Here, Child inherits from Base:

Child has x and say_x() from Base, Plus its own y and say_xy(). Basic syntax

class Parent {
    // fields
    // methods
}

class Child : Parent {
    // extra fields
    // extra methods
}

You can then use it like:

int main() {
    Child c;
    c.x = 10;        // from Parent
    c.y = 20;        // from Child
    c.say_x();       // method from Parent
    c.say_xy();      // method from Child
    return 0;
}

Constructors and init with inheritance If the base class has a constructor, the child can call it inside its own constructor (using your normal method call rules). If there is no constructor, init() on the parent/child is used for default initialization when you declare a variable without =.

Very roughly:

class Base {
    int x;
    Base(int x) {
        this.x = x;
    }
    void init() {
        x = 0;
    }
}

class Child : Base {
    int y;
    Child(int y, int x) {
        Base(x);
        this.y = y;
    }
    void init() {
        Base(constructorargs)// Calls init or zero initlizes if you don't call constructor in constructor
        y = 0;
    }
}

Overriding methods A child can define a method with the same name as the parent’s method to “override” it:

class Animal {
    void speak() {
        println("Some animal noise");
    }
}

class Dog : Animal {
    void speak() {
        println("Woof!");
    }
}

int main() {
    Dog d;
    d.speak(); // prints "Woof!"
    return 0;
}

The child’s speak() replaces the parent’s speak() when called on a Dog instance.

Why use inheritance?

Use inheritance when one thing really is a kind of another thing, and you want to share code between them.
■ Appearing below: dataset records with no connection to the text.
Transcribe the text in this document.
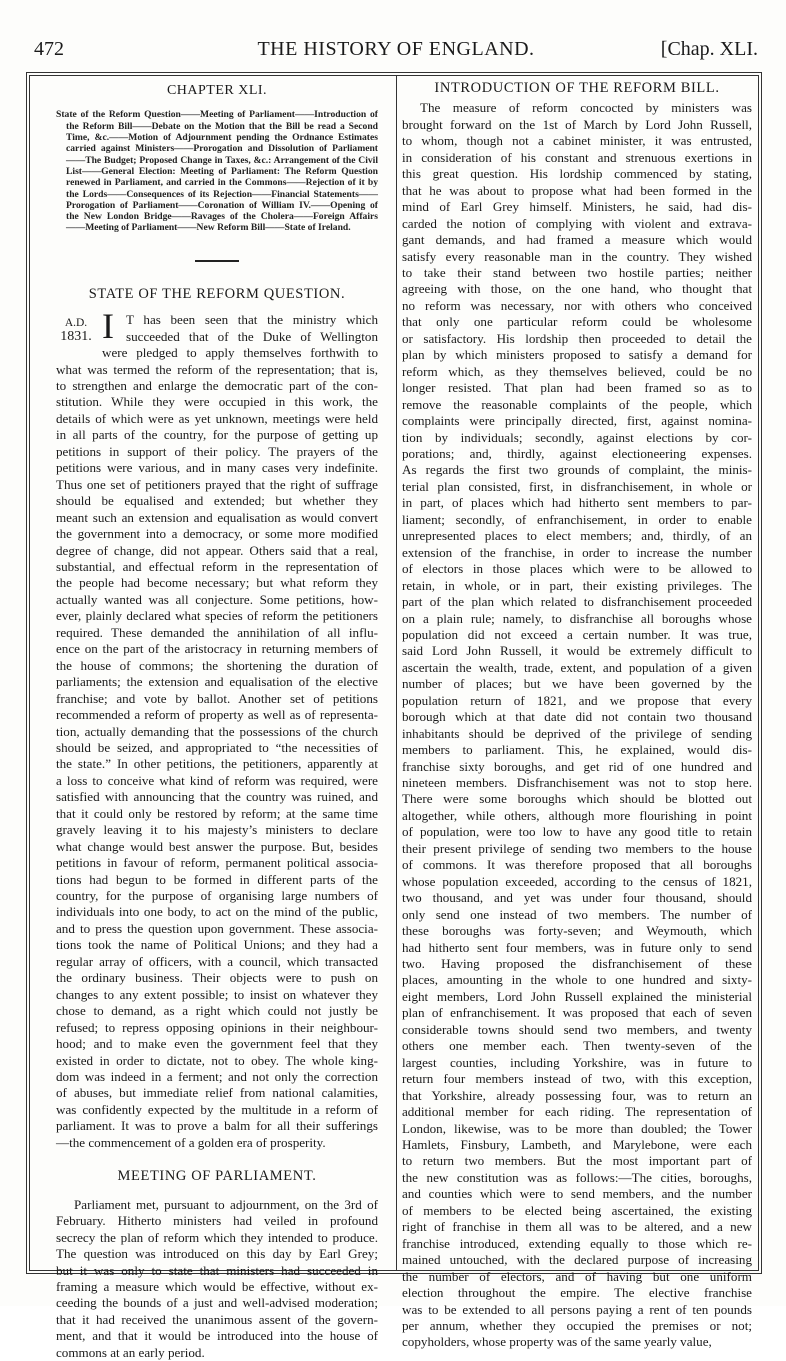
472	THE HISTORY OF ENGLAND.	[Chap. XLI.
CHAPTER XLI.
State of the Reform Question——Meeting of Parliament——Introduction of the Reform Bill——Debate on the Motion that the Bill be read a Second Time, &c.——Motion of Adjournment pending the Ordnance Estimates carried against Ministers——Prorogation and Dissolution of Parliament——The Budget; Proposed Change in Taxes, &c.: Arrangement of the Civil List——General Election: Meeting of Parliament: The Reform Question renewed in Parliament, and carried in the Commons——Rejection of it by the Lords——Consequences of its Rejection——Financial Statements——Prorogation of Parliament——Coronation of William IV.——Opening of the New London Bridge——Ravages of the Cholera——Foreign Affairs——Meeting of Parliament——New Reform Bill——State of Ireland.
STATE OF THE REFORM QUESTION.
A.D.
1831. I T has been seen that the ministry which
succeeded that of the Duke of Wellington
were pledged to apply themselves forthwith to
what was termed the reform of the representation; that is,
to strengthen and enlarge the democratic part of the con-
stitution. While they were occupied in this work, the
details of which were as yet unknown, meetings were held
in all parts of the country, for the purpose of getting up
petitions in support of their policy. The prayers of the
petitions were various, and in many cases very indefinite.
Thus one set of petitioners prayed that the right of suffrage
should be equalised and extended; but whether they
meant such an extension and equalisation as would convert
the government into a democracy, or some more modified
degree of change, did not appear. Others said that a real,
substantial, and effectual reform in the representation of
the people had become necessary; but what reform they
actually wanted was all conjecture. Some petitions, how-
ever, plainly declared what species of reform the petitioners
required. These demanded the annihilation of all influ-
ence on the part of the aristocracy in returning members of
the house of commons; the shortening the duration of
parliaments; the extension and equalisation of the elective
franchise; and vote by ballot. Another set of petitions
recommended a reform of property as well as of representa-
tion, actually demanding that the possessions of the church
should be seized, and appropriated to “the necessities of
the state.” In other petitions, the petitioners, apparently at
a loss to conceive what kind of reform was required, were
satisfied with announcing that the country was ruined, and
that it could only be restored by reform; at the same time
gravely leaving it to his majesty’s ministers to declare
what change would best answer the purpose. But, besides
petitions in favour of reform, permanent political associa-
tions had begun to be formed in different parts of the
country, for the purpose of organising large numbers of
individuals into one body, to act on the mind of the public,
and to press the question upon government. These associa-
tions took the name of Political Unions; and they had a
regular array of officers, with a council, which transacted
the ordinary business. Their objects were to push on
changes to any extent possible; to insist on whatever they
chose to demand, as a right which could not justly be
refused; to repress opposing opinions in their neighbour-
hood; and to make even the government feel that they
existed in order to dictate, not to obey. The whole king-
dom was indeed in a ferment; and not only the correction
of abuses, but immediate relief from national calamities,
was confidently expected by the multitude in a reform of
parliament. It was to prove a balm for all their sufferings
—the commencement of a golden era of prosperity.
MEETING OF PARLIAMENT.
Parliament met, pursuant to adjournment, on the 3rd of
February. Hitherto ministers had veiled in profound
secrecy the plan of reform which they intended to produce.
The question was introduced on this day by Earl Grey;
but it was only to state that ministers had succeeded in
framing a measure which would be effective, without ex-
ceeding the bounds of a just and well-advised moderation;
that it had received the unanimous assent of the govern-
ment, and that it would be introduced into the house of
commons at an early period.
INTRODUCTION OF THE REFORM BILL.
The measure of reform concocted by ministers was
brought forward on the 1st of March by Lord John Russell,
to whom, though not a cabinet minister, it was entrusted,
in consideration of his constant and strenuous exertions in
this great question. His lordship commenced by stating,
that he was about to propose what had been formed in the
mind of Earl Grey himself. Ministers, he said, had dis-
carded the notion of complying with violent and extrava-
gant demands, and had framed a measure which would
satisfy every reasonable man in the country. They wished
to take their stand between two hostile parties; neither
agreeing with those, on the one hand, who thought that
no reform was necessary, nor with others who conceived
that only one particular reform could be wholesome
or satisfactory. His lordship then proceeded to detail the
plan by which ministers proposed to satisfy a demand for
reform which, as they themselves believed, could be no
longer resisted. That plan had been framed so as to
remove the reasonable complaints of the people, which
complaints were principally directed, first, against nomina-
tion by individuals; secondly, against elections by cor-
porations; and, thirdly, against electioneering expenses.
As regards the first two grounds of complaint, the minis-
terial plan consisted, first, in disfranchisement, in whole or
in part, of places which had hitherto sent members to par-
liament; secondly, of enfranchisement, in order to enable
unrepresented places to elect members; and, thirdly, of an
extension of the franchise, in order to increase the number
of electors in those places which were to be allowed to
retain, in whole, or in part, their existing privileges. The
part of the plan which related to disfranchisement proceeded
on a plain rule; namely, to disfranchise all boroughs whose
population did not exceed a certain number. It was true,
said Lord John Russell, it would be extremely difficult to
ascertain the wealth, trade, extent, and population of a given
number of places; but we have been governed by the
population return of 1821, and we propose that every
borough which at that date did not contain two thousand
inhabitants should be deprived of the privilege of sending
members to parliament. This, he explained, would dis-
franchise sixty boroughs, and get rid of one hundred and
nineteen members. Disfranchisement was not to stop here.
There were some boroughs which should be blotted out
altogether, while others, although more flourishing in point
of population, were too low to have any good title to retain
their present privilege of sending two members to the house
of commons. It was therefore proposed that all boroughs
whose population exceeded, according to the census of 1821,
two thousand, and yet was under four thousand, should
only send one instead of two members. The number of
these boroughs was forty-seven; and Weymouth, which
had hitherto sent four members, was in future only to send
two. Having proposed the disfranchisement of these
places, amounting in the whole to one hundred and sixty-
eight members, Lord John Russell explained the ministerial
plan of enfranchisement. It was proposed that each of seven
considerable towns should send two members, and twenty
others one member each. Then twenty-seven of the
largest counties, including Yorkshire, was in future to
return four members instead of two, with this exception,
that Yorkshire, already possessing four, was to return an
additional member for each riding. The representation of
London, likewise, was to be more than doubled; the Tower
Hamlets, Finsbury, Lambeth, and Marylebone, were each
to return two members. But the most important part of
the new constitution was as follows:—The cities, boroughs,
and counties which were to send members, and the number
of members to be elected being ascertained, the existing
right of franchise in them all was to be altered, and a new
franchise introduced, extending equally to those which re-
mained untouched, with the declared purpose of increasing
the number of electors, and of having but one uniform
election throughout the empire. The elective franchise
was to be extended to all persons paying a rent of ten pounds
per annum, whether they occupied the premises or not;
copyholders, whose property was of the same yearly value,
3 more inheritance features are A: abstract classes, B: final, and C: Protected

Abstract classes are the exact same thing as classes but you put abstract before class, and you cannot create instances of them, only make children of them.

abstract class Base {
    int x;
    int y;
}
class Point : Base { ...} // OK

int main() {
    Base thing; // NOT OK
}

Final means somthing can no longer be inherited from.

class Thing {
    final public string get_name() {
        return "This is a name";
    } // This method cannot be overwriten in child classes.
}

and protected is simple. Protected means the field/method can be accessed by:

class Base {
    protected int shared_value;
    
    Base(int val) {
        this.shared_value = val;
    }
}

class Child : Base {
    void modify() {
        this.shared_value = 100;
    }
}

class GrandChild : Child {
    void change() {
        this.shared_value = 200;
    }
}

int main() {
    GrandChild g;
    // g.shared_value = 50;  // ERROR: protected!